A Dutch Cabinet minister postponed his trip to Somalia on Friday due to "specific threats" linked to the film, and the Dutch government has urged lawmaker Geert Wilders to scrap his film for the safety of its citizens abroad.
But Wilders said Monday he has begun negotiations with Dutch broadcasters about airing the 15-minute film, "Fitna." He said he will only allow them to show it in its entirety, and if they refuse, he plans to show it to the media and post it on the Internet.
"We have never learned to be intolerant toward people who are intolerant toward us, toward cultures that are intolerant toward us," he said in a recent Associated Press interview.
The right-wing legislator previously warned of a "tsunami" of Islam swamping the Netherlands and said Muslims should tear up half of the Quran if they want to live here.
Wilders has lived under round-the-clock security since the 2004 murder of filmmaker Theo van Gogh by an Islamic radical enraged by his short film, "Submission," a fictional study of abused Muslim women with scenes of near-naked women with Quranic texts engraved on their flesh.
The film "Fitna" - an Arabic word meaning discord - puts the centuries-old Dutch traditions of religious tolerance and freedom of speech on a collision course.
If it airs, Dutch Muslims are expected to file criminal complaints for racial or religious vilification. Prosecutors would then have to decide whether to charge Wilders with any offense.
"Our law is very clear - anybody can make a film. We have freedom of expression and you cannot restrict that," says Moroccan-born Sadik Harchaoui, chief of the Forum Institute for Multicultural Development.
"Can you offend people? The answer is yes. I'm not saying you should do it or it is desirable, but you can," he added. "But if the film is insulting and preaches hate, then the law has to take action."
The Dutch government says it cannot ban the film but is attempting to distance itself from Wilders, the leader of the Freedom Party, which holds nine of Parliament's 150 seats.
"It is our responsibility to make clear to everyone that the views and actions of this one elected representative are not those of the government," Prime Minister Jan Peter Balkenende told reporters last week. "We defend the core values of freedom and respect. We guarantee freedom of expression and of religion, for Muslims as for everyone else."
Already the film has provoked reactions from Damascus, Tehran and other capitals of predominantly Muslim countries.
Pakistan's government ordered Internet providers to restrict access to YouTube, allegedly to prevent Pakistanis from accessing a clip of Wilders in which he makes derogatory remarks about Islam.

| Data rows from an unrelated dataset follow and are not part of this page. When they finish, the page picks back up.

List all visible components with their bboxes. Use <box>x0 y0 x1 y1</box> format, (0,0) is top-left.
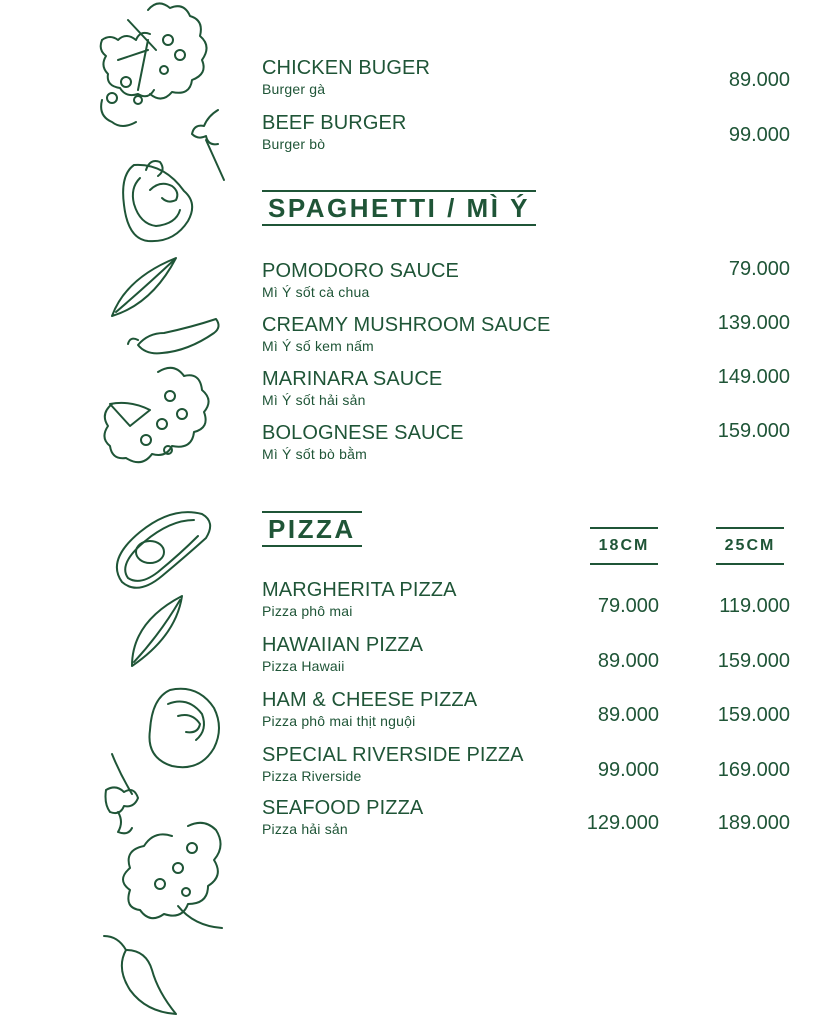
item-name: CHICKEN BUGER <box>262 57 430 79</box>
item-name: CREAMY MUSHROOM SAUCE <box>262 314 551 336</box>
item-price: 159.000 <box>717 420 790 442</box>
item-name: BOLOGNESE SAUCE <box>262 422 464 444</box>
menu-item-bolognese <box>262 421 792 471</box>
item-description: Pizza hải sản <box>262 821 348 837</box>
chili-pepper-icon <box>128 319 219 353</box>
item-price-18cm: 79.000 <box>597 595 659 617</box>
item-price: 149.000 <box>717 366 790 388</box>
item-price: 89.000 <box>728 69 790 91</box>
cauliflower-icon <box>123 823 222 928</box>
bell-pepper-icon <box>123 161 192 241</box>
item-description: Pizza Hawaii <box>262 658 345 674</box>
item-description: Burger gà <box>262 81 326 97</box>
menu-item-marinara <box>262 367 792 417</box>
menu-item-pomodoro <box>262 259 792 309</box>
menu-item-creamy-mushroom <box>262 313 792 363</box>
menu-item-chicken-burger <box>262 56 792 106</box>
item-name: POMODORO SAUCE <box>262 260 459 282</box>
avocado-icon <box>117 512 210 588</box>
item-price-25cm: 159.000 <box>717 650 790 672</box>
item-price-18cm: 89.000 <box>597 704 659 726</box>
cilantro-icon <box>106 754 139 833</box>
item-price: 79.000 <box>728 258 790 280</box>
menu-item-ham-cheese <box>262 688 792 738</box>
item-price-25cm: 169.000 <box>717 759 790 781</box>
menu-item-special-riverside <box>262 743 792 793</box>
item-price-18cm: 99.000 <box>597 759 659 781</box>
leaf-icon <box>112 258 176 316</box>
item-name: SEAFOOD PIZZA <box>262 797 424 819</box>
item-name: HAM & CHEESE PIZZA <box>262 689 478 711</box>
bell-pepper-icon <box>149 689 219 767</box>
item-name: HAWAIIAN PIZZA <box>262 634 424 656</box>
item-description: Pizza phô mai thịt nguội <box>262 713 416 729</box>
section-title-pizza: PIZZA <box>262 511 362 547</box>
menu-item-hawaiian <box>262 633 792 683</box>
item-name: SPECIAL RIVERSIDE PIZZA <box>262 744 524 766</box>
cauliflower-icon <box>104 368 208 462</box>
size-header-25cm: 25CM <box>716 527 784 565</box>
cilantro-icon <box>192 110 224 180</box>
item-price-25cm: 119.000 <box>719 595 790 617</box>
item-description: Mì Ý sốt hải sản <box>262 392 366 408</box>
menu-item-margherita <box>262 578 792 628</box>
item-description: Mì Ý số kem nấm <box>262 338 374 354</box>
item-price: 139.000 <box>717 312 790 334</box>
item-price-18cm: 129.000 <box>586 812 659 834</box>
item-price: 99.000 <box>728 124 790 146</box>
broccoli-icon <box>101 3 207 126</box>
item-price-18cm: 89.000 <box>597 650 659 672</box>
chili-pepper-icon <box>104 936 176 1014</box>
vegetable-illustration-strip <box>98 0 226 1024</box>
item-description: Pizza phô mai <box>262 603 353 619</box>
item-description: Burger bò <box>262 136 326 152</box>
size-header-18cm: 18CM <box>590 527 658 565</box>
item-name: BEEF BURGER <box>262 112 407 134</box>
item-description: Mì Ý sốt bò bằm <box>262 446 367 462</box>
item-description: Mì Ý sốt cà chua <box>262 284 370 300</box>
section-title-spaghetti: SPAGHETTI / MÌ Ý <box>262 190 536 226</box>
item-name: MARGHERITA PIZZA <box>262 579 457 601</box>
item-price-25cm: 189.000 <box>717 812 790 834</box>
item-description: Pizza Riverside <box>262 768 362 784</box>
menu-item-seafood <box>262 796 792 846</box>
item-name: MARINARA SAUCE <box>262 368 443 390</box>
leaf-icon <box>132 596 182 666</box>
menu-item-beef-burger <box>262 111 792 161</box>
item-price-25cm: 159.000 <box>717 704 790 726</box>
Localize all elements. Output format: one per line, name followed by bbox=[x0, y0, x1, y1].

The move inadvertently caused a brief worldwide outage of the video sharing site.
In Afghanistan, protesters set fire to Dutch flags over the weekend and Islamic clerics called for the withdrawal of Dutch troops.
NATO's Dutch secretary-general, Jaap de Hoop Scheffer, says he too is worried about the "potentially serious consequences" for alliance troops in Afghanistan, where 1,500 Dutch troops serve in the NATO-led force in the volatile south.
"If they are put in the line of fire because of the film, I am concerned," he told Dutch television news show "Buitenhof."
De Hoop Scheffer says people around the world, including some in the U.S. administration, have been asking him about the film.
So far, the reaction among the 850,000 Muslims living in this country of 16 million has been muted, but the Dutch government has warned municipalities to be on alert for rioting if and when the film appears.
The moderate National Moroccan Council has said it is trying to "neutralize the threat" posed by the film, but cannot rule out violence at home.
"We will have succeeded if, after the film, Mr. Wilders is frustrated," chairman, Mohamed Rabbae said at a news conference in January. "If he sees there are no riots and Muslims are cleverer and more democratic than he thinks."